New RICS Research Trust report on regenerative landscapes

A new RICS Research Trust report authored by Dr Mark Everard on the topic of Regenerative Landscapes: Rejuvenation of linked livelihoods and catchment ecosystem services has just been published. You can find the full publication on the RICS website. The research underpinning the report includes primary research in India and a great deal of secondary research drawing on ‘best practice’ examples from around the world.

What is meant by ‘regenerative landscapes’?
Established industrialised world natural resource patterns – lithospheric, agricultural, fishery, forestry, water exploitation and other – have tended to favour rapid and efficient resource extraction and use with no, little or else reactive focus on the renewable limits and regeneration of resources. In particular, resource exploitation for narrow outcomes (food, fibre, mineral and other outputs) has tended to be blind to the wider spectrum of services produced by the ecosystems that provide them, including those underpinning system resilience and distribution of benefit across linked societal beneficiaries (including future generations). As abundantly demonstrated at global scale by the Millennium Ecosystem Assessment and national scale by the UK National Ecosystem Assessment, most major habitat types and their capacities to provide ecosystem services supporting human wellbeing are in sharp decline. This common occurrence of narrowly framed and immediately beneficial technological drivers, reinforced by policy, economic and cultural changes, creating degenerative socio-ecological systems (SESs) is evidenced in microcosm by the author’s work on the Banas catchment of Rajasthan, India.

Ecosystem damage over the last 50 years of the twentieth century was greater than in any comparable period of human history, with estimates that the demands of contemporary global society effectively consume 1.5 ‘Planet Earths’. There is a pressing need to use landscapes and other ecosystems in more sustainable and integrated ways. The Regenerative Landscapes report highlights the need and the means for rebuilding carrying capacity across rural, urban and other cultural landscapes, with a significant emphasis on water.

The research behind the report
There is a pressing need to reverse currently pervasive cycles driving ‘degenerative landscapes’: ecosystems driven into decline, albeit often by laudable intentions such as providing cheap food, by systematically undermining their capacities to support human wellbeing in a linked cycle of degradation. But what does a ‘regenerative landscape’ look like?

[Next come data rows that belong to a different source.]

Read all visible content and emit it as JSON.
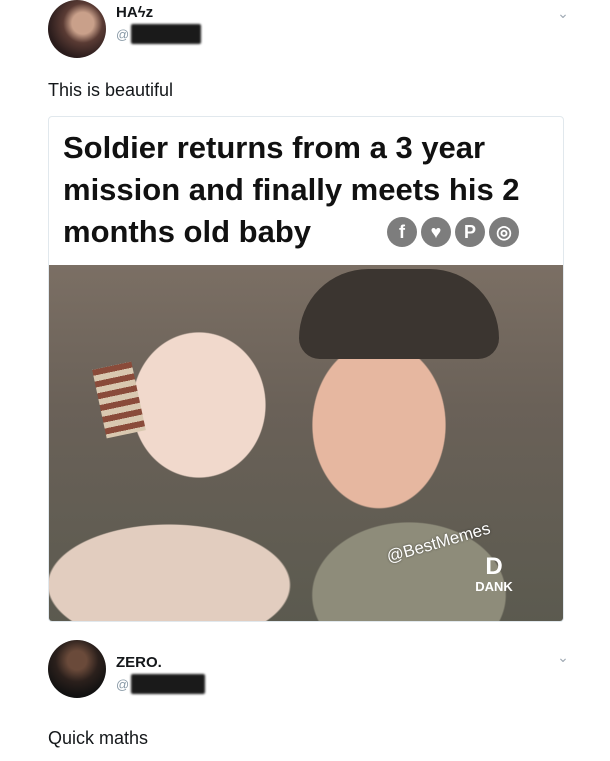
{
  "tweets": [
    {
      "display_name": "HAϟz",
      "handle_prefix": "@",
      "text": "This is beautiful",
      "media": {
        "headline": "Soldier returns from a 3 year mission and finally meets his 2 months old baby",
        "share_icons": [
          "f",
          "♥",
          "P",
          "◎"
        ],
        "watermark": "@BestMemes",
        "logo_text": "DANK"
      }
    },
    {
      "display_name": "ZERO.",
      "handle_prefix": "@",
      "text": "Quick maths"
    }
  ],
  "icons": {
    "chevron": "chevron-down-icon",
    "share": [
      "facebook-icon",
      "twitter-icon",
      "pinterest-icon",
      "instagram-icon"
    ]
  },
  "colors": {
    "text": "#14171a",
    "muted": "#8899a6",
    "share_icon_bg": "#7d7d7d"
  }
}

There is no simple objective criterion indisputably defining public good or equity. Today’s challenges are not unidimensional but are ‘wicked problems’, difficult or impossible to solve because of incomplete, contradictory and changing requirements, and complex interdependencies. The Regenerative Landscapes report draws upon examples from around the world of land and other natural resource use practices that either protect or rebuild natural capacity, creating virtuous ‘regenerative cycles’. Analysis of the success factors behind these exemplar regenerative cycles informs a review of policy and decision-making processes concerning agricultural and other land uses, the influence of business on natural resource use, and implications for policy areas from transport to defence.

The underpinning research applies the STEEP (social, technological, environmental, economic and political) framework as an interconnected systems model, characterising key features behind the success of regenerative approaches. The report highlights that, as with any system, all aspects of the STEEP framework have to be addressed in an integrated way.

Success factors driving ‘regenerative landscapes’
Drawing on a range of case studies from across the globe, the Regenerative Landscapes report identifies transferrable success factors to accelerate progress towards regenerative ecosystem uses, both in study regions and for more generic application. Examples of some of the key principles of success include:

  • Social considerations: take account of implications for all sectors of society, and out-scaling successes using proven social networks.
  • Technological considerations: adapt technical solutions to localised geographical and cultural contexts, also taking account of their long-term consequences.
  • Environmental considerations: recognise that services provided by ecosystems are a core resource generating multiple benefits, and respect their natural limits.
  • Economic considerations: recognise the multi-dimension nature of values (and costs) to all in society, progressively integrate an expanding range of services into markets, and challenge assumptions that multi-service outcomes are not profitable.
  • Political considerations: address driving policy or other development priorities as ‘anchor services’, around which outcomes for all ecosystem services and hence net societal value are optimised.

The report’s key conclusion is that regenerative outcomes are possible only when human activities are seen as interdependent with the ecosystems that support them – as elements of socio-ecological systems – and when all facets of the SES inform decision-making and resource use. When choices, for example about technology selection and operation, are made accounting for protection of natural processes and multiple dependent human needs, these tend to promote long-term sustainability, equity and economic viability. Significantly, the ‘softer’ aspects of governance and inclusive decision-making are as important as ‘harder’ technological approaches in meeting human needs on an enduring, equitable and sustainable basis.